The OpenWrt community is proud to announce the eighth service release of OpenWrt 19.07. It fixes security issues, improves device support, and brings a few bug fixes.
The main changes from OpenWrt 19.07.7 are:
Security fixes
Fix FragAttacks (fragmentation and aggregation attacks) vulnerabilities in cfg80211, mac80211, ath10k and ath10k-ct
We are not sure if some closed source firmware files are still affected by these problems.
The builds for ar71xx/nand and lantiq/falcon failed because of some network problems in the initial build, I retriggered builds for these two targets yesterday and the new images are available now.
In the past on 19.x I used ath10k because of the better stability for my Android LOS devices but it seems that with this release ath10k-ct is as good (or better) as the aforementioned. Perhaps coincidence or some neural misconception ;- ) Anyway...a big thank you to the involved developers!
For the 21.02 release preparation we did bigger changes to the build bot infrastructure like upgrading build bot and this also affected the 19.07 build bots.

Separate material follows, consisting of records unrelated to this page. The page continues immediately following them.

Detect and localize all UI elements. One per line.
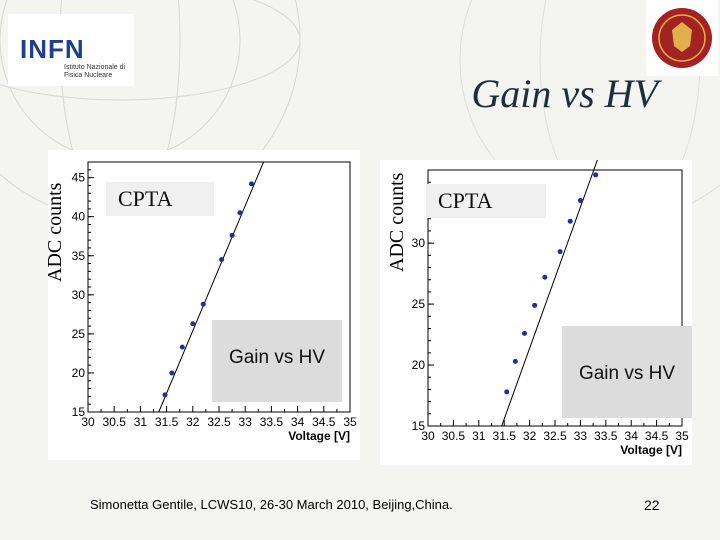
chart-1-x-tick-label: 32 <box>523 429 537 443</box>
chart-0-data-point <box>162 392 168 398</box>
chart-0-x-tick-label: 30.5 <box>103 415 127 429</box>
chart-1-data-point <box>522 330 528 336</box>
chart-0-data-point <box>200 301 206 307</box>
infn-logo-subtitle: Istituto Nazionale di Fisica Nucleare <box>64 64 126 79</box>
chart-0-y-tick-label: 35 <box>72 249 86 263</box>
chart-1-y-tick-label: 15 <box>412 419 426 433</box>
chart-0-x-tick-label: 33.5 <box>260 415 284 429</box>
chart-0-y-tick-label: 40 <box>72 210 86 224</box>
chart-0-data-point <box>190 321 196 327</box>
chart-1-x-tick-label: 33 <box>574 429 588 443</box>
chart-1-x-tick-label: 34.5 <box>645 429 669 443</box>
chart-0-x-tick-label: 32.5 <box>207 415 231 429</box>
chart-1-data-point <box>593 172 599 178</box>
chart-0-x-tick-label: 31 <box>134 415 148 429</box>
chart-1-x-tick-label: 33.5 <box>594 429 618 443</box>
chart-left-svg: 30 30.5 31 31.5 32 32.5 33 33.5 34 34.5 35 15 20 25 30… <box>72 161 357 443</box>
page-number: 22 <box>644 497 660 513</box>
chart-0-data-point <box>169 370 175 376</box>
chart-right-cpta-label: CPTA <box>426 184 546 218</box>
chart-0-y-tick-label: 20 <box>72 366 86 380</box>
chart-0-y-tick-label: 15 <box>72 405 86 419</box>
infn-logo: INFN Istituto Nazionale di Fisica Nuclea… <box>8 14 134 86</box>
chart-0-y-tick-label: 25 <box>72 327 86 341</box>
chart-0-x-tick-label: 33 <box>239 415 253 429</box>
chart-right-svg: 30 30.5 31 31.5 32 32.5 33 33.5 34 34.5 35 15 20 25 30… <box>412 157 689 457</box>
chart-0-x-tick-label: 32 <box>186 415 200 429</box>
chart-1-data-point <box>567 218 573 224</box>
chart-0-data-point <box>229 232 235 238</box>
chart-0-x-tick-label: 30 <box>81 415 95 429</box>
chart-1-fit-line <box>501 157 599 427</box>
chart-0-x-tick-label: 34 <box>291 415 305 429</box>
chart-0-fit-line <box>158 161 265 413</box>
infn-logo-text: INFN <box>20 34 85 64</box>
chart-1-x-tick-label: 35 <box>675 429 689 443</box>
chart-1-data-point <box>504 389 510 395</box>
chart-0-data-point <box>219 257 225 263</box>
chart-1-x-tick-label: 31 <box>472 429 486 443</box>
chart-1-x-tick-label: 31.5 <box>493 429 517 443</box>
chart-right-gain-vs-hv-label: Gain vs HV <box>562 326 692 418</box>
chart-left-cpta-label: CPTA <box>106 182 214 216</box>
university-seal-logo <box>646 0 718 76</box>
chart-1-data-point <box>577 197 583 203</box>
chart-0-y-tick-label: 30 <box>72 288 86 302</box>
chart-0-x-tick-label: 31.5 <box>155 415 179 429</box>
chart-1-data-point <box>512 358 518 364</box>
chart-0-x-axis-label: Voltage [V] <box>288 429 350 443</box>
chart-left-gain-vs-hv-label: Gain vs HV <box>212 320 342 402</box>
chart-0-data-point <box>237 210 243 216</box>
chart-1-x-tick-label: 32.5 <box>543 429 567 443</box>
chart-1-x-tick-label: 30 <box>421 429 435 443</box>
chart-1-data-point <box>557 249 563 255</box>
chart-1-y-tick-label: 30 <box>412 236 426 250</box>
chart-1-x-tick-label: 30.5 <box>442 429 466 443</box>
chart-1-x-axis-label: Voltage [V] <box>620 443 682 457</box>
chart-1-data-point <box>532 302 538 308</box>
chart-0-data-point <box>248 181 254 187</box>
chart-0-x-tick-label: 35 <box>343 415 357 429</box>
chart-0-data-point <box>179 344 185 350</box>
chart-left-y-axis-label: ADC counts <box>44 182 66 282</box>
chart-1-y-tick-label: 25 <box>412 297 426 311</box>
chart-0-x-tick-label: 34.5 <box>312 415 336 429</box>
chart-0-y-tick-label: 45 <box>72 171 86 185</box>
chart-1-x-tick-label: 34 <box>625 429 639 443</box>
chart-right-y-axis-label: ADC counts <box>386 172 408 272</box>
chart-1-y-tick-label: 20 <box>412 358 426 372</box>
footer-text: Simonetta Gentile, LCWS10, 26-30 March 2… <box>90 497 453 512</box>
chart-1-data-point <box>542 274 548 280</box>
slide-title: Gain vs HV <box>471 71 658 116</box>
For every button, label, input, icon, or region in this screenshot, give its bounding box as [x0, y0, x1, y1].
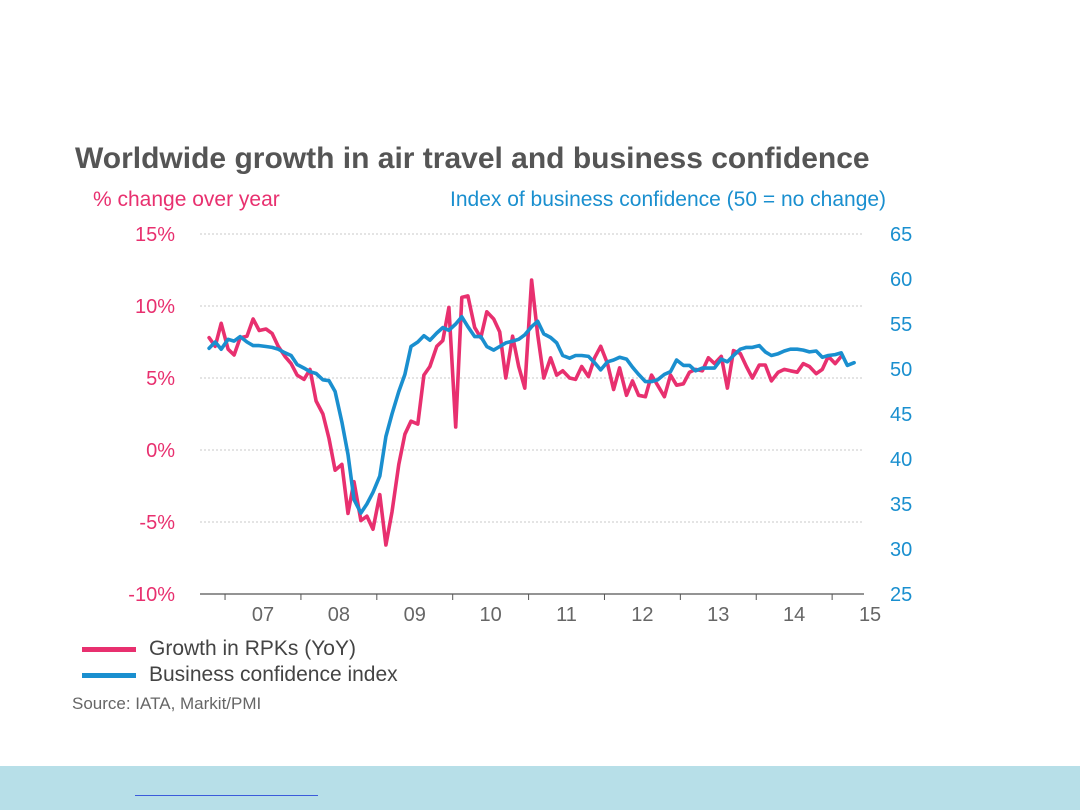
right-y-tick-label: 25 — [890, 584, 912, 606]
right-y-tick-label: 35 — [890, 494, 912, 516]
legend-label-confidence: Business confidence index — [149, 663, 398, 686]
x-tick-label: 08 — [328, 604, 350, 626]
legend-swatch-confidence — [82, 672, 136, 678]
left-y-tick-label: -5% — [139, 512, 175, 534]
left-y-tick-label: 15% — [135, 224, 175, 246]
footer-link-underline[interactable] — [135, 795, 318, 796]
right-y-tick-label: 65 — [890, 224, 912, 246]
x-tick-label: 10 — [480, 604, 502, 626]
left-y-tick-label: 10% — [135, 296, 175, 318]
right-y-tick-label: 30 — [890, 539, 912, 561]
confidence-series-line — [207, 315, 856, 515]
right-y-tick-label: 60 — [890, 269, 912, 291]
legend-item-confidence: Business confidence index — [82, 662, 398, 688]
x-tick-label: 11 — [556, 604, 577, 626]
x-tick-label: 15 — [859, 604, 881, 626]
footer-bar — [0, 766, 1080, 810]
x-tick-label: 12 — [631, 604, 653, 626]
legend-label-rpk: Growth in RPKs (YoY) — [149, 637, 356, 660]
legend-swatch-rpk — [82, 646, 136, 652]
right-axis-unit-label: Index of business confidence (50 = no ch… — [450, 188, 887, 211]
rpk-series-line — [207, 278, 843, 547]
left-y-tick-label: 5% — [146, 368, 175, 390]
left-y-tick-label: 0% — [146, 440, 175, 462]
right-y-tick-label: 45 — [890, 404, 912, 426]
x-tick-label: 14 — [783, 604, 805, 626]
right-y-tick-label: 55 — [890, 314, 912, 336]
right-y-tick-label: 50 — [890, 359, 912, 381]
source-note: Source: IATA, Markit/PMI — [72, 694, 262, 713]
left-axis-unit-label: % change over year — [93, 188, 280, 211]
x-tick-label: 09 — [404, 604, 426, 626]
x-tick-label: 13 — [707, 604, 729, 626]
legend-item-rpk: Growth in RPKs (YoY) — [82, 636, 356, 662]
chart-title: Worldwide growth in air travel and busin… — [75, 142, 870, 175]
right-y-tick-label: 40 — [890, 449, 912, 471]
x-tick-label: 07 — [252, 604, 274, 626]
left-y-tick-label: -10% — [128, 584, 175, 606]
dual-axis-line-chart: 15% 10% 5% 0% -5% -10% 65 60 55 50 45 40 35 30 25 07 08 0… — [128, 224, 912, 626]
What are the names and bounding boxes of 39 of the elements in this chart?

Probably something went wrong and the sha256sums.asc files were not generated or coped any more.
Normally I have to announce an update to my family and am "forced" to reinstall the non-CT drivers mainly because of Xbox connection and some other issues.
A few days ago I did a "silent" update (R7800 router and R7800 AP) and keeping the standard CT drivers on both devices. No complaints for a few days now.
Just to be clear, are you saying that an upgrade like this normally necessities re-doing a non-CT configuration, if that's what someone had and wants? If so, I guess I should have known, since they're packages like anything else you might have installed that would need re-installing, but I thought of these more as drivers, I guess.
After an update (sysupgrade or factory) it is necessary to reinstall any package but the standard ones. This also applies to the non-CT drivers (CT drivers are the standard; since 19.07?).
I don't know if there are any exceptions on this.
There are probably more ways to manage an upgrade of a non standard configuration but that question is better answered by an expert.
I have done my own shell-script and added it to the files that are backed, so after an upgrade that keeps the configuration I just need to execute that script and it installs me all packages again, another reboot, and the system is (hopefully) back withe the upgraded openwrt and the according packages.
The 19.07.8 release is now signed with GPG and the signature was uploaded. @jow added the missing signatures and uploaded them.
The signing key for OpenWrt 19.07 had expired and then gpg just did not created a signature.